1 Lacan discute aqui o livro escrito por Jean Delay sobre André Gide.
2 O que, de certo modo, já era consequência lógica da definição freudiana da sublimação.
3 Antecipamos aqui a menção ao aforismo "não há relação sexual", que, embora ainda não tivesse sido enunciada e formulada como será posteriormente, já encontra seus pressupostos lógicos no Seminário 14, em que Lacan afirma que não há ato sexual na medida em que há incomensurabilidade entre o gozo do homem e o gozo da mulher.

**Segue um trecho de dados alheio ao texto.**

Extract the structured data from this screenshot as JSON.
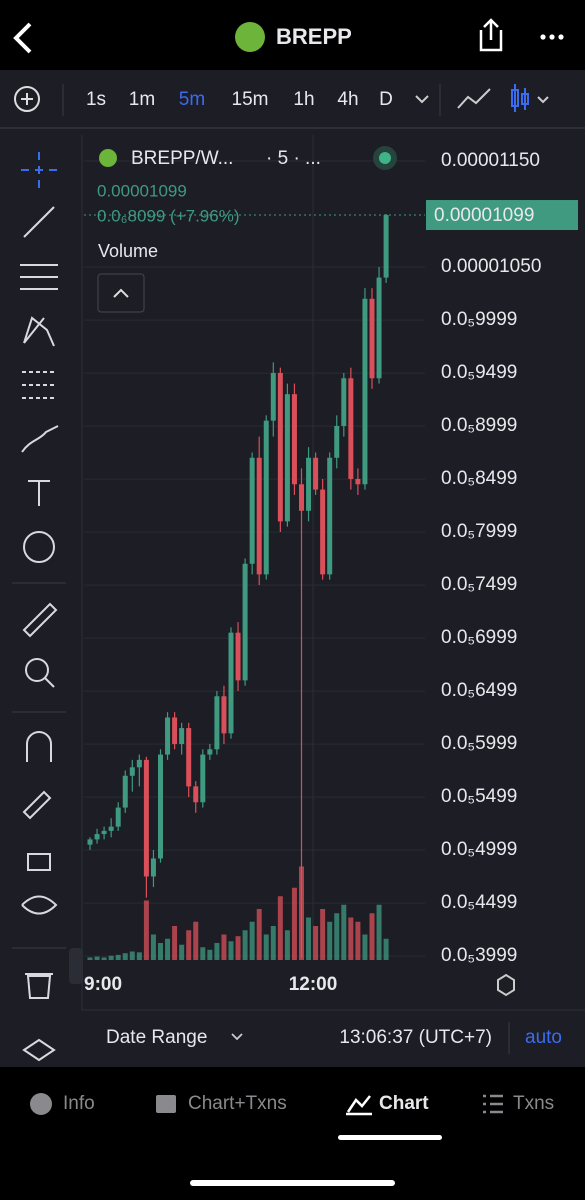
{
  "header": {
    "title": "BREPP"
  },
  "toolbar": {
    "timeframes": [
      "1s",
      "1m",
      "5m",
      "15m",
      "1h",
      "4h",
      "D"
    ],
    "active": 2
  },
  "chart_data": {
    "type": "candlestick",
    "legend": {
      "symbol": "BREPP/W...",
      "interval": "· 5 · ...",
      "price": "0.00001099",
      "change": "0.0₆8099 (+7.96%)",
      "volume": "Volume"
    },
    "up_color": "#3f9a80",
    "down_color": "#d9505a",
    "open": [
      5.05e-06,
      5.1e-06,
      5.15e-06,
      5.18e-06,
      5.22e-06,
      5.4e-06,
      5.7e-06,
      5.78e-06,
      5.85e-06,
      4.75e-06,
      4.92e-06,
      5.9e-06,
      6.25e-06,
      6e-06,
      6.15e-06,
      5.6e-06,
      5.45e-06,
      5.9e-06,
      5.95e-06,
      6.45e-06,
      6.1e-06,
      7.05e-06,
      6.6e-06,
      7.7e-06,
      8.7e-06,
      7.6e-06,
      9.05e-06,
      9.5e-06,
      8.1e-06,
      9.3e-06,
      8.45e-06,
      8.2e-06,
      8.7e-06,
      8.4e-06,
      7.6e-06,
      8.7e-06,
      9e-06,
      9.45e-06,
      8.5e-06,
      8.45e-06,
      1.02e-05,
      9.45e-06,
      1.04e-05
    ],
    "high": [
      5.12e-06,
      5.2e-06,
      5.22e-06,
      5.3e-06,
      5.45e-06,
      5.75e-06,
      5.85e-06,
      5.9e-06,
      5.88e-06,
      5e-06,
      5.95e-06,
      6.3e-06,
      6.3e-06,
      6.2e-06,
      6.2e-06,
      5.65e-06,
      5.95e-06,
      6e-06,
      6.5e-06,
      6.55e-06,
      7.1e-06,
      7.15e-06,
      7.75e-06,
      8.75e-06,
      8.9e-06,
      9.1e-06,
      9.6e-06,
      9.55e-06,
      9.4e-06,
      9.4e-06,
      8.6e-06,
      8.8e-06,
      8.75e-06,
      8.5e-06,
      8.75e-06,
      9.1e-06,
      9.5e-06,
      9.55e-06,
      8.6e-06,
      1.03e-05,
      1.03e-05,
      1.05e-05,
      1.1e-05
    ],
    "low": [
      5e-06,
      5.06e-06,
      5.1e-06,
      5.12e-06,
      5.18e-06,
      5.35e-06,
      5.55e-06,
      5.6e-06,
      4.55e-06,
      4.65e-06,
      4.88e-06,
      5.85e-06,
      5.95e-06,
      5.9e-06,
      5.5e-06,
      5.35e-06,
      5.4e-06,
      5.85e-06,
      5.9e-06,
      6e-06,
      6.05e-06,
      6.5e-06,
      6.55e-06,
      7.6e-06,
      7.5e-06,
      7.55e-06,
      8.9e-06,
      8e-06,
      8.05e-06,
      8.35e-06,
      3.98e-06,
      8.1e-06,
      8.35e-06,
      7.55e-06,
      7.55e-06,
      8.6e-06,
      8.9e-06,
      8.4e-06,
      8.35e-06,
      8.4e-06,
      9.35e-06,
      9.4e-06,
      1.035e-05
    ],
    "close": [
      5.1e-06,
      5.15e-06,
      5.18e-06,
      5.22e-06,
      5.4e-06,
      5.7e-06,
      5.78e-06,
      5.85e-06,
      4.75e-06,
      4.92e-06,
      5.9e-06,
      6.25e-06,
      6e-06,
      6.15e-06,
      5.6e-06,
      5.45e-06,
      5.9e-06,
      5.95e-06,
      6.45e-06,
      6.1e-06,
      7.05e-06,
      6.6e-06,
      7.7e-06,
      8.7e-06,
      7.6e-06,
      9.05e-06,
      9.5e-06,
      8.1e-06,
      9.3e-06,
      8.45e-06,
      8.2e-06,
      8.7e-06,
      8.4e-06,
      7.6e-06,
      8.7e-06,
      9e-06,
      9.45e-06,
      8.5e-06,
      8.45e-06,
      1.02e-05,
      9.45e-06,
      1.04e-05,
      1.099e-05
    ],
    "volume": [
      3,
      4,
      3,
      5,
      6,
      8,
      10,
      9,
      70,
      30,
      20,
      25,
      40,
      18,
      35,
      45,
      15,
      12,
      20,
      30,
      22,
      28,
      35,
      45,
      60,
      30,
      40,
      75,
      35,
      85,
      110,
      50,
      40,
      60,
      45,
      55,
      65,
      50,
      45,
      30,
      55,
      65,
      25
    ],
    "ylim": [
      3.962e-06,
      1.1745e-05
    ],
    "yticks": [
      {
        "value": 1.15e-05,
        "label": "0.00001150"
      },
      {
        "value": 1.05e-05,
        "label": "0.00001050"
      },
      {
        "value": 9.999e-06,
        "label": "0.0₅9999"
      },
      {
        "value": 9.499e-06,
        "label": "0.0₅9499"
      },
      {
        "value": 8.999e-06,
        "label": "0.0₅8999"
      },
      {
        "value": 8.499e-06,
        "label": "0.0₅8499"
      },
      {
        "value": 7.999e-06,
        "label": "0.0₅7999"
      },
      {
        "value": 7.499e-06,
        "label": "0.0₅7499"
      },
      {
        "value": 6.999e-06,
        "label": "0.0₅6999"
      },
      {
        "value": 6.499e-06,
        "label": "0.0₅6499"
      },
      {
        "value": 5.999e-06,
        "label": "0.0₅5999"
      },
      {
        "value": 5.499e-06,
        "label": "0.0₅5499"
      },
      {
        "value": 4.999e-06,
        "label": "0.0₅4999"
      },
      {
        "value": 4.499e-06,
        "label": "0.0₅4499"
      },
      {
        "value": 3.999e-06,
        "label": "0.0₅3999"
      }
    ],
    "last_price": {
      "value": 1.099e-05,
      "label": "0.00001099"
    },
    "x_labels": [
      "9:00",
      "12:00"
    ]
  },
  "footer": {
    "date_range": "Date Range",
    "time": "13:06:37 (UTC+7)",
    "mode": "auto"
  },
  "tabs": [
    "Info",
    "Chart+Txns",
    "Chart",
    "Txns"
  ]
}
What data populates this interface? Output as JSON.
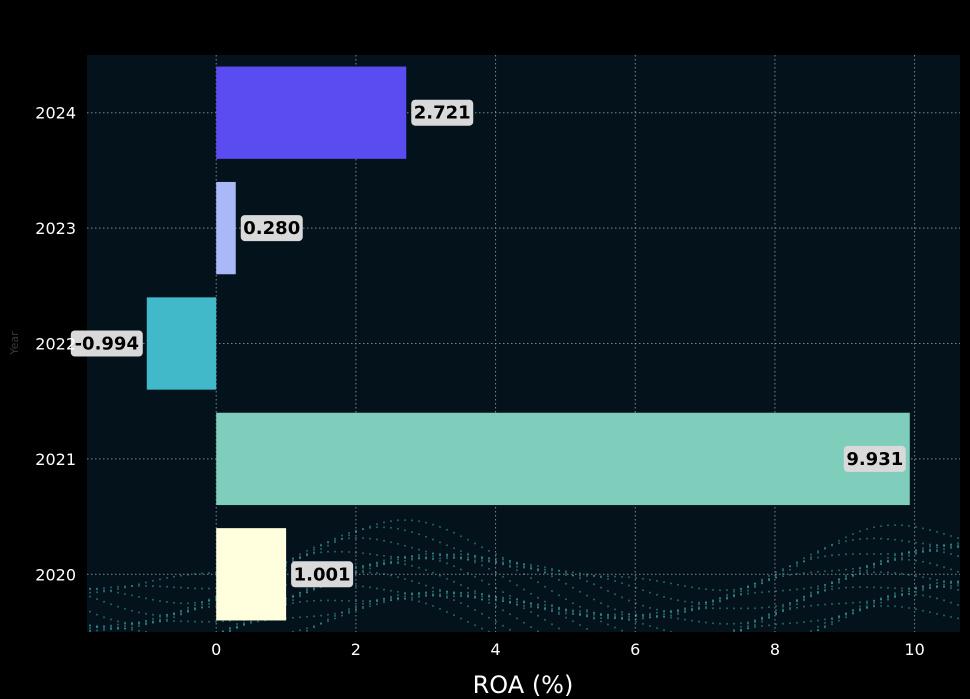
{
  "chart_data": {
    "type": "bar",
    "orientation": "horizontal",
    "categories": [
      "2024",
      "2023",
      "2022",
      "2021",
      "2020"
    ],
    "values": [
      2.721,
      0.28,
      -0.994,
      9.931,
      1.001
    ],
    "value_labels": [
      "2.721",
      "0.280",
      "-0.994",
      "9.931",
      "1.001"
    ],
    "colors": [
      "#5b4cf2",
      "#a9b9f7",
      "#41b9c9",
      "#7fcdbb",
      "#ffffdd"
    ],
    "xlabel": "ROA (%)",
    "ylabel": "Year",
    "xlim": [
      -1.85,
      10.65
    ],
    "xticks": [
      0,
      2,
      4,
      6,
      8,
      10
    ],
    "grid": true,
    "background": "#04121c",
    "page_background": "#000000",
    "grid_color": "#9aa3a8"
  }
}
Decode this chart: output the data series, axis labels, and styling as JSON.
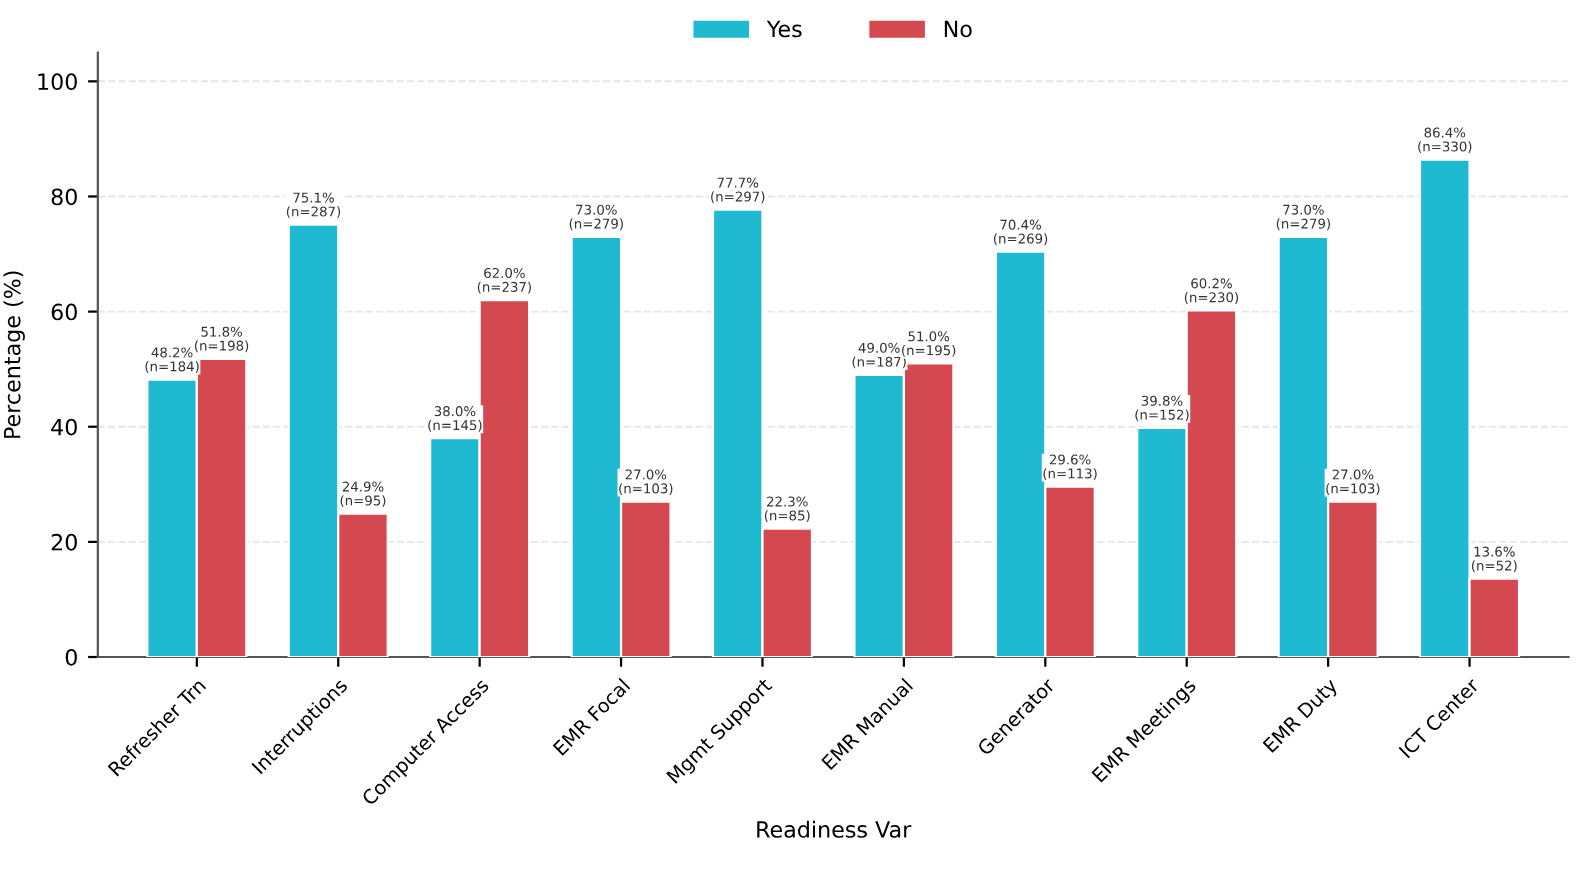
{
  "chart_data": {
    "type": "bar",
    "xlabel": "Readiness Var",
    "ylabel": "Percentage (%)",
    "categories": [
      "Refresher Trn",
      "Interruptions",
      "Computer Access",
      "EMR Focal",
      "Mgmt Support",
      "EMR Manual",
      "Generator",
      "EMR Meetings",
      "EMR Duty",
      "ICT Center"
    ],
    "series": [
      {
        "name": "Yes",
        "color": "#1fbad1",
        "values": [
          48.2,
          75.1,
          38.0,
          73.0,
          77.7,
          49.0,
          70.4,
          39.8,
          73.0,
          86.4
        ],
        "value_labels": [
          "48.2%\n(n=184)",
          "75.1%\n(n=287)",
          "38.0%\n(n=145)",
          "73.0%\n(n=279)",
          "77.7%\n(n=297)",
          "49.0%\n(n=187)",
          "70.4%\n(n=269)",
          "39.8%\n(n=152)",
          "73.0%\n(n=279)",
          "86.4%\n(n=330)"
        ]
      },
      {
        "name": "No",
        "color": "#d4484f",
        "values": [
          51.8,
          24.9,
          62.0,
          27.0,
          22.3,
          51.0,
          29.6,
          60.2,
          27.0,
          13.6
        ],
        "value_labels": [
          "51.8%\n(n=198)",
          "24.9%\n(n=95)",
          "62.0%\n(n=237)",
          "27.0%\n(n=103)",
          "22.3%\n(n=85)",
          "51.0%\n(n=195)",
          "29.6%\n(n=113)",
          "60.2%\n(n=230)",
          "27.0%\n(n=103)",
          "13.6%\n(n=52)"
        ]
      }
    ],
    "ylim": [
      0,
      105
    ],
    "yticks": [
      0,
      20,
      40,
      60,
      80,
      100
    ],
    "grid": "y",
    "legend": "top"
  }
}
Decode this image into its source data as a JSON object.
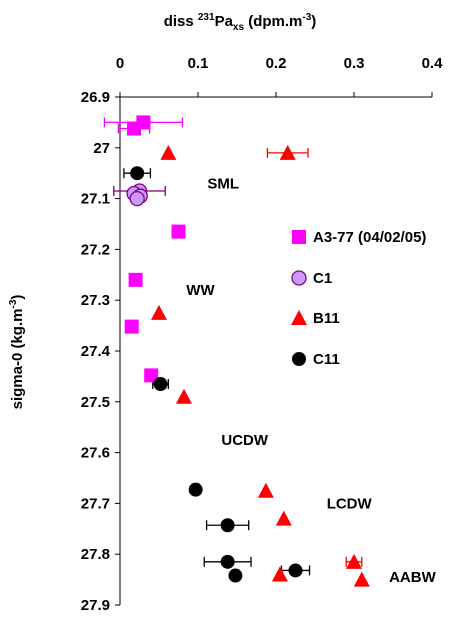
{
  "chart_data": {
    "type": "scatter",
    "title": {
      "prefix": "diss ",
      "sup": "231",
      "main": "Pa",
      "sub": "xs",
      "units_prefix": " (dpm.m",
      "units_sup": "-3",
      "units_suffix": ")"
    },
    "ylabel": {
      "main": "sigma-0 (kg.m",
      "sup": "-3",
      "suffix": ")"
    },
    "x_axis": {
      "position": "top",
      "range": [
        0,
        0.4
      ],
      "ticks": [
        0,
        0.1,
        0.2,
        0.3,
        0.4
      ],
      "tick_labels": [
        "0",
        "0.1",
        "0.2",
        "0.3",
        "0.4"
      ]
    },
    "y_axis": {
      "inverted": true,
      "range": [
        26.9,
        27.9
      ],
      "ticks": [
        26.9,
        27.0,
        27.1,
        27.2,
        27.3,
        27.4,
        27.5,
        27.6,
        27.7,
        27.8,
        27.9
      ],
      "tick_labels": [
        "26.9",
        "27",
        "27.1",
        "27.2",
        "27.3",
        "27.4",
        "27.5",
        "27.6",
        "27.7",
        "27.8",
        "27.9"
      ]
    },
    "grid": false,
    "legend_position": "right",
    "series": [
      {
        "name": "A3-77 (04/02/05)",
        "marker": "square",
        "color": "#ff00ff",
        "points": [
          {
            "x": 0.03,
            "y": 26.95,
            "xerr": 0.05
          },
          {
            "x": 0.018,
            "y": 26.962,
            "xerr": 0.02
          },
          {
            "x": 0.075,
            "y": 27.165
          },
          {
            "x": 0.02,
            "y": 27.26
          },
          {
            "x": 0.015,
            "y": 27.352
          },
          {
            "x": 0.04,
            "y": 27.448
          }
        ]
      },
      {
        "name": "C1",
        "marker": "circle",
        "color": "#cc99ff",
        "edge": "#800080",
        "points": [
          {
            "x": 0.025,
            "y": 27.085,
            "xerr": 0.033
          },
          {
            "x": 0.018,
            "y": 27.09
          },
          {
            "x": 0.026,
            "y": 27.095
          },
          {
            "x": 0.022,
            "y": 27.1
          }
        ]
      },
      {
        "name": "B11",
        "marker": "triangle",
        "color": "#ff0000",
        "points": [
          {
            "x": 0.215,
            "y": 27.01,
            "xerr": 0.026
          },
          {
            "x": 0.062,
            "y": 27.01
          },
          {
            "x": 0.05,
            "y": 27.325
          },
          {
            "x": 0.082,
            "y": 27.49
          },
          {
            "x": 0.187,
            "y": 27.675
          },
          {
            "x": 0.21,
            "y": 27.73
          },
          {
            "x": 0.3,
            "y": 27.815,
            "xerr": 0.01
          },
          {
            "x": 0.205,
            "y": 27.84
          },
          {
            "x": 0.31,
            "y": 27.85
          }
        ]
      },
      {
        "name": "C11",
        "marker": "circle",
        "color": "#000000",
        "points": [
          {
            "x": 0.022,
            "y": 27.05,
            "xerr": 0.017
          },
          {
            "x": 0.052,
            "y": 27.465,
            "xerr": 0.01
          },
          {
            "x": 0.097,
            "y": 27.673
          },
          {
            "x": 0.138,
            "y": 27.743,
            "xerr": 0.027
          },
          {
            "x": 0.138,
            "y": 27.815,
            "xerr": 0.03
          },
          {
            "x": 0.148,
            "y": 27.842
          },
          {
            "x": 0.225,
            "y": 27.832,
            "xerr": 0.018
          }
        ]
      }
    ],
    "annotations": [
      {
        "text": "SML",
        "x": 0.112,
        "y": 27.07
      },
      {
        "text": "WW",
        "x": 0.085,
        "y": 27.28
      },
      {
        "text": "UCDW",
        "x": 0.13,
        "y": 27.575
      },
      {
        "text": "LCDW",
        "x": 0.265,
        "y": 27.7
      },
      {
        "text": "AABW",
        "x": 0.345,
        "y": 27.845
      }
    ]
  }
}
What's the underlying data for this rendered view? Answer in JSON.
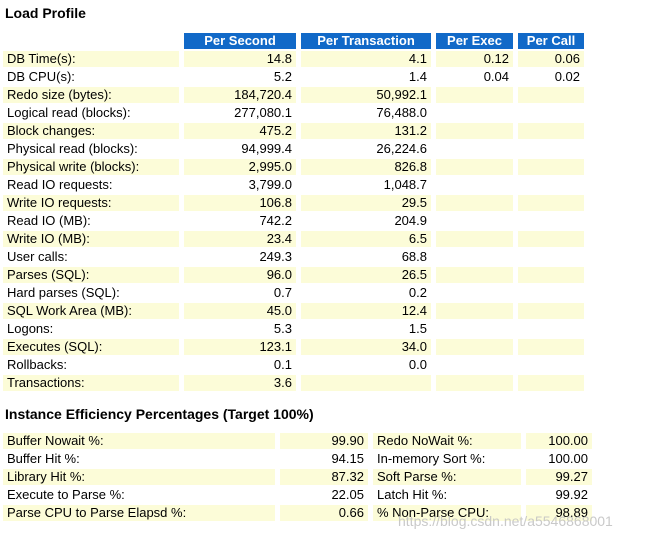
{
  "page": {
    "load_profile_title": "Load Profile",
    "efficiency_title": "Instance Efficiency Percentages (Target 100%)",
    "watermark": "https://blog.csdn.net/a5546868001"
  },
  "colors": {
    "header_bg": "#1169C8",
    "header_text": "#FFFFFF",
    "row_alt_bg": "#FCFCD8"
  },
  "load_profile": {
    "headers": [
      "Per Second",
      "Per Transaction",
      "Per Exec",
      "Per Call"
    ],
    "rows": [
      {
        "label": "DB Time(s):",
        "values": [
          "14.8",
          "4.1",
          "0.12",
          "0.06"
        ]
      },
      {
        "label": "DB CPU(s):",
        "values": [
          "5.2",
          "1.4",
          "0.04",
          "0.02"
        ]
      },
      {
        "label": "Redo size (bytes):",
        "values": [
          "184,720.4",
          "50,992.1",
          "",
          ""
        ]
      },
      {
        "label": "Logical read (blocks):",
        "values": [
          "277,080.1",
          "76,488.0",
          "",
          ""
        ]
      },
      {
        "label": "Block changes:",
        "values": [
          "475.2",
          "131.2",
          "",
          ""
        ]
      },
      {
        "label": "Physical read (blocks):",
        "values": [
          "94,999.4",
          "26,224.6",
          "",
          ""
        ]
      },
      {
        "label": "Physical write (blocks):",
        "values": [
          "2,995.0",
          "826.8",
          "",
          ""
        ]
      },
      {
        "label": "Read IO requests:",
        "values": [
          "3,799.0",
          "1,048.7",
          "",
          ""
        ]
      },
      {
        "label": "Write IO requests:",
        "values": [
          "106.8",
          "29.5",
          "",
          ""
        ]
      },
      {
        "label": "Read IO (MB):",
        "values": [
          "742.2",
          "204.9",
          "",
          ""
        ]
      },
      {
        "label": "Write IO (MB):",
        "values": [
          "23.4",
          "6.5",
          "",
          ""
        ]
      },
      {
        "label": "User calls:",
        "values": [
          "249.3",
          "68.8",
          "",
          ""
        ]
      },
      {
        "label": "Parses (SQL):",
        "values": [
          "96.0",
          "26.5",
          "",
          ""
        ]
      },
      {
        "label": "Hard parses (SQL):",
        "values": [
          "0.7",
          "0.2",
          "",
          ""
        ]
      },
      {
        "label": "SQL Work Area (MB):",
        "values": [
          "45.0",
          "12.4",
          "",
          ""
        ]
      },
      {
        "label": "Logons:",
        "values": [
          "5.3",
          "1.5",
          "",
          ""
        ]
      },
      {
        "label": "Executes (SQL):",
        "values": [
          "123.1",
          "34.0",
          "",
          ""
        ]
      },
      {
        "label": "Rollbacks:",
        "values": [
          "0.1",
          "0.0",
          "",
          ""
        ]
      },
      {
        "label": "Transactions:",
        "values": [
          "3.6",
          "",
          "",
          ""
        ]
      }
    ]
  },
  "instance_efficiency": {
    "rows": [
      {
        "label_left": "Buffer Nowait %:",
        "value_left": "99.90",
        "label_right": "Redo NoWait %:",
        "value_right": "100.00"
      },
      {
        "label_left": "Buffer Hit %:",
        "value_left": "94.15",
        "label_right": "In-memory Sort %:",
        "value_right": "100.00"
      },
      {
        "label_left": "Library Hit %:",
        "value_left": "87.32",
        "label_right": "Soft Parse %:",
        "value_right": "99.27"
      },
      {
        "label_left": "Execute to Parse %:",
        "value_left": "22.05",
        "label_right": "Latch Hit %:",
        "value_right": "99.92"
      },
      {
        "label_left": "Parse CPU to Parse Elapsd %:",
        "value_left": "0.66",
        "label_right": "% Non-Parse CPU:",
        "value_right": "98.89"
      }
    ]
  }
}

4 É interessante notar que no Seminário 14 encontramos a afirmação "O segredo da psicanálise é que não há ato sexual" (LACAN, 2008a, p. 293) ("Le secret de la psychanalyse, le grand secret de la psychanalyse, c'est qu'il n'y a pas d'acte sexuel" staferla, p. 142), que depois será modificada para não há relação sexual. Trata-se de uma precisão posterior efetuada por Lacan, de tal modo que a questão não se centre no ato sexual, mas sim na relação, proporção (rapport). Dito de outro modo, a modificação empreendida por Lacan vem responder ao fato de que há o ato sexual, o que não há é relação, proporção entre os sexos. Não como sexos biológicos, mas como posições de gozo.